A fianco al sindaco Antonio Bonanno, anche il presidente del Consiglio Comunale, Martina Salvà, e il comandante della stazione dei carabinieri di Biancavilla, maresciallo Fabrizio Gatta.

«Vogliamo ‘creare’ –ha detto il sindaco Bonanno– la memoria in quanti non erano nati nel 1992 per testimoniare della grandezza di uomini che hanno difeso la legalità nel nostro Paese a costo della vita. E con le armi del diritto, l’Italia intera ha saputo reagire dopo il periodo buio delle stragi».

Diversi momenti hanno caratterizzato la mattinata di iniziative. In via Benedetto Croce è stato inaugurato un murale, realizzato da Placido Lavenia, che riprende la foto famosa di Falcone e Borsellino che sorridono insieme. “Gli uomini passano, le idee restano”, recita la scritta a fianco.

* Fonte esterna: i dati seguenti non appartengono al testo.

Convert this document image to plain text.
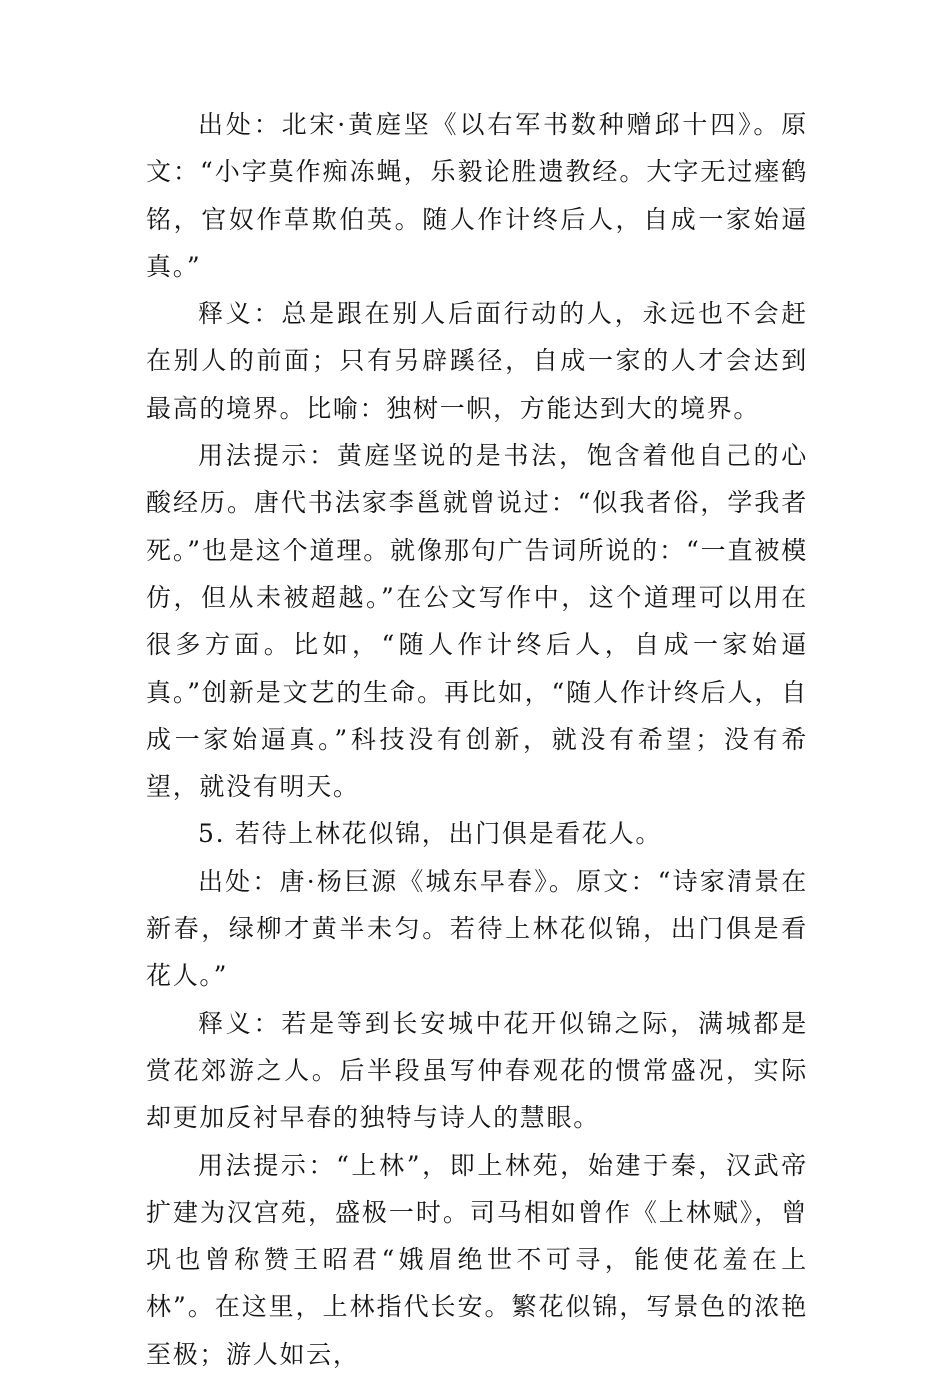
出处：北宋·黄庭坚《以右军书数种赠邱十四》。原文：“小字莫作痴冻蝇，乐毅论胜遗教经。大字无过瘗鹤铭，官奴作草欺伯英。随人作计终后人，自成一家始逼真。”

释义：总是跟在别人后面行动的人，永远也不会赶在别人的前面；只有另辟蹊径，自成一家的人才会达到最高的境界。比喻：独树一帜，方能达到大的境界。

用法提示：黄庭坚说的是书法，饱含着他自己的心酸经历。唐代书法家李邕就曾说过：“似我者俗，学我者死。”也是这个道理。就像那句广告词所说的：“一直被模仿，但从未被超越。”在公文写作中，这个道理可以用在很多方面。比如，“随人作计终后人，自成一家始逼真。”创新是文艺的生命。再比如，“随人作计终后人，自成一家始逼真。”科技没有创新，就没有希望；没有希望，就没有明天。

5. 若待上林花似锦，出门俱是看花人。

出处：唐·杨巨源《城东早春》。原文：“诗家清景在新春，绿柳才黄半未匀。若待上林花似锦，出门俱是看花人。”

释义：若是等到长安城中花开似锦之际，满城都是赏花郊游之人。后半段虽写仲春观花的惯常盛况，实际却更加反衬早春的独特与诗人的慧眼。

用法提示：“上林”，即上林苑，始建于秦，汉武帝扩建为汉宫苑，盛极一时。司马相如曾作《上林赋》，曾巩也曾称赞王昭君“娥眉绝世不可寻，能使花羞在上林”。在这里，上林指代长安。繁花似锦，写景色的浓艳至极；游人如云，
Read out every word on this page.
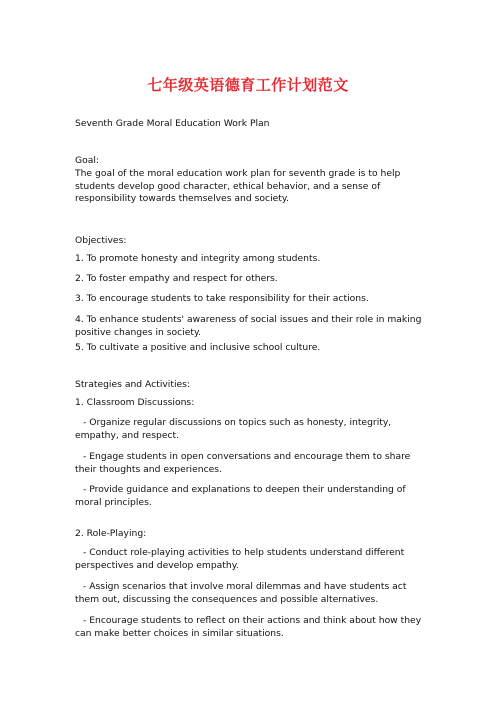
七年级英语德育工作计划范文
Seventh Grade Moral Education Work Plan
Goal:
The goal of the moral education work plan for seventh grade is to help students develop good character, ethical behavior, and a sense of responsibility towards themselves and society.
Objectives:
1. To promote honesty and integrity among students.
2. To foster empathy and respect for others.
3. To encourage students to take responsibility for their actions.
4. To enhance students' awareness of social issues and their role in making positive changes in society.
5. To cultivate a positive and inclusive school culture.
Strategies and Activities:
1. Classroom Discussions:
- Organize regular discussions on topics such as honesty, integrity, empathy, and respect.
- Engage students in open conversations and encourage them to share their thoughts and experiences.
- Provide guidance and explanations to deepen their understanding of moral principles.
2. Role-Playing:
- Conduct role-playing activities to help students understand different perspectives and develop empathy.
- Assign scenarios that involve moral dilemmas and have students act them out, discussing the consequences and possible alternatives.
- Encourage students to reflect on their actions and think about how they can make better choices in similar situations.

«L’opera -spiega Lavenia- è stata realizzata volutamente con i tratti del fumetto. Ho pensato a Falcone e Borsellino come due supereroi da far apprezzare ai nostri ragazzi per i loro poteri eccezionali. Personaggi con i “costumi” della toga di magistrato e la forza delle ali della libertà. Supereroi dal cuore che batteva grazie alle loro idee e che continua a battere d’amore per la nostra terra di Sicilia».

A Villa delle Favare, infine, si sono esibiti i ragazzi dell’Orchestra della scuola media “Luigi Sturzo” di Biancavilla.